L’acquisto viene finalizzato alla fine dell’anno e i soldi della compravendita finiscono in due società off-shore, che possono essere riferite al Crédit Lyonnais. Bernard Tapie cita allora in giudizio la banca che accusa di aver agito in maniera fraudolenta per intascare 350 milioni di euro di plusvalore.

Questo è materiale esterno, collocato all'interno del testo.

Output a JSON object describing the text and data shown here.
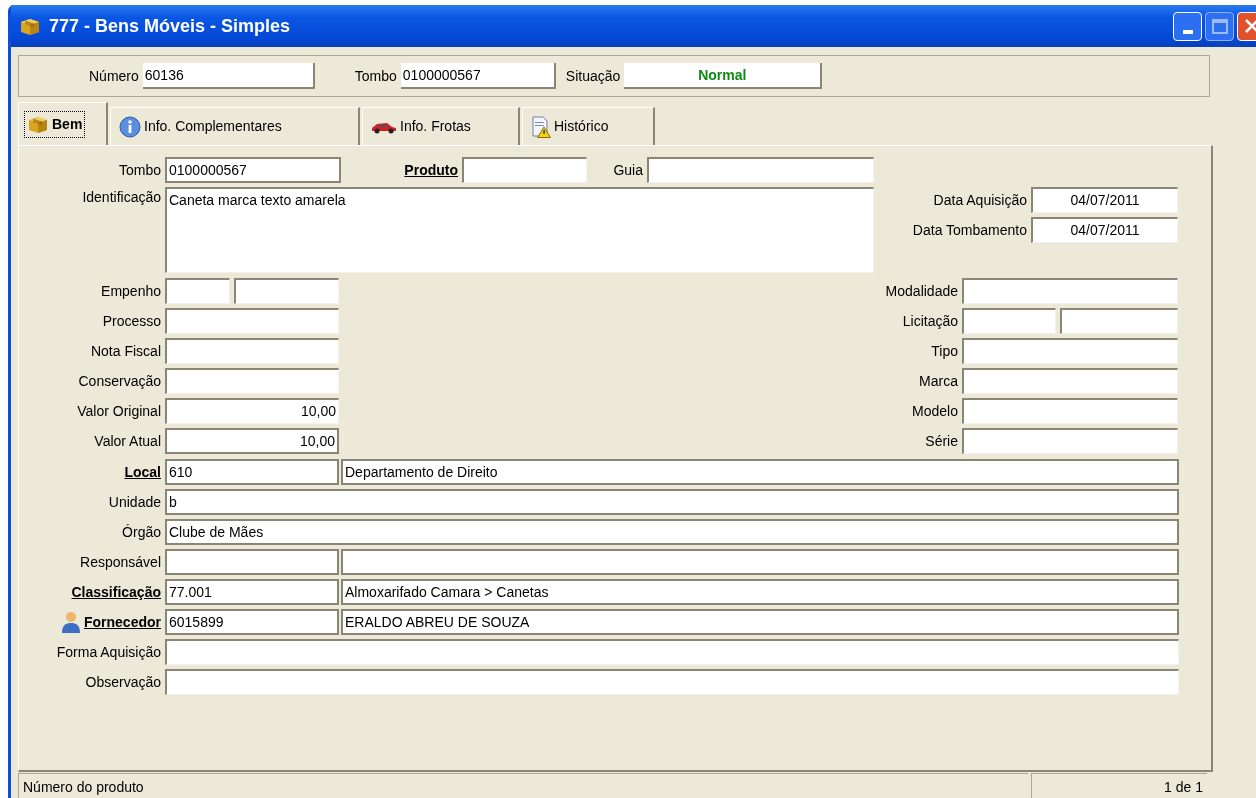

E’ questo l’inizio di una lunga vicenda giudiziaria che si impantana fin da subito a causa di una particolarità della giustizia francese. Dopo anni di tergiversazioni, di sedute, di appelli si giunge nel 2008 ad un accordo tra le parti perché il processo sia giudicato da un arbitraggio privato. Allora ministro dell’economia, Christine Lagarde avalla questa scelta, nonostante l’opinione di diversi membri del suo gabinetto. La decisione è rapidamente presa. Lo stato, rappresentante della società che gestiva all’epoca dei fatti il Crédit Lyonnais, è condannato a pagare 285 milioni ai Tapie.

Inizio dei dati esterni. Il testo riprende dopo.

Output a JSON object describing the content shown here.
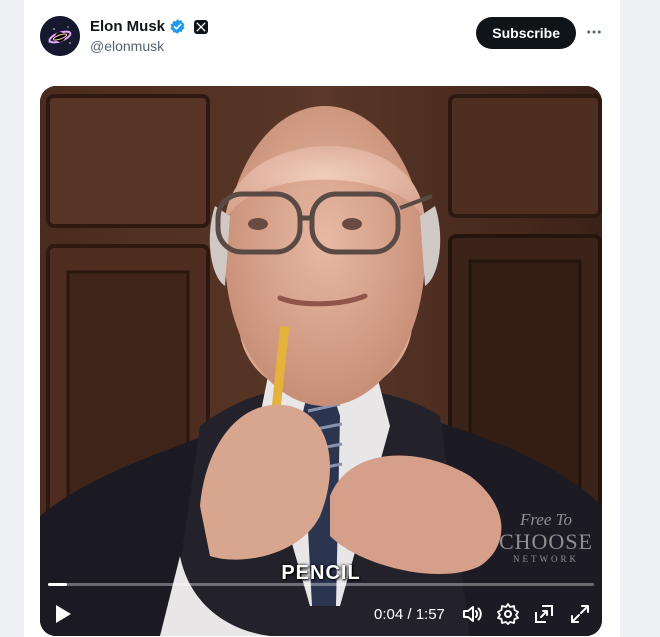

Sorprendentemente, malgrado le forti proteste che si levano dall’opposizione, il governo, nella persona di Christine Lagarde, non chiede il ricorso in appello, e rinuncia così a contestare la maxi multa. Diverse voci sostengono che l’arbitraggio in favore di Tapie è un regalo di Nicolas Sarkozy all’uomo d’affari che lo aveva pubblicamente sostenuto nella campagna del 2007. In questo contesto nel 2010 arriva la notizia che il procuratore generale della Corte di cassazione, Jean-Louis Nadal, ha deciso di avviare un’indagine per decidere dell’apertura o meno di un capo d’imputazione contro l’attuale presidente dell’Fmi.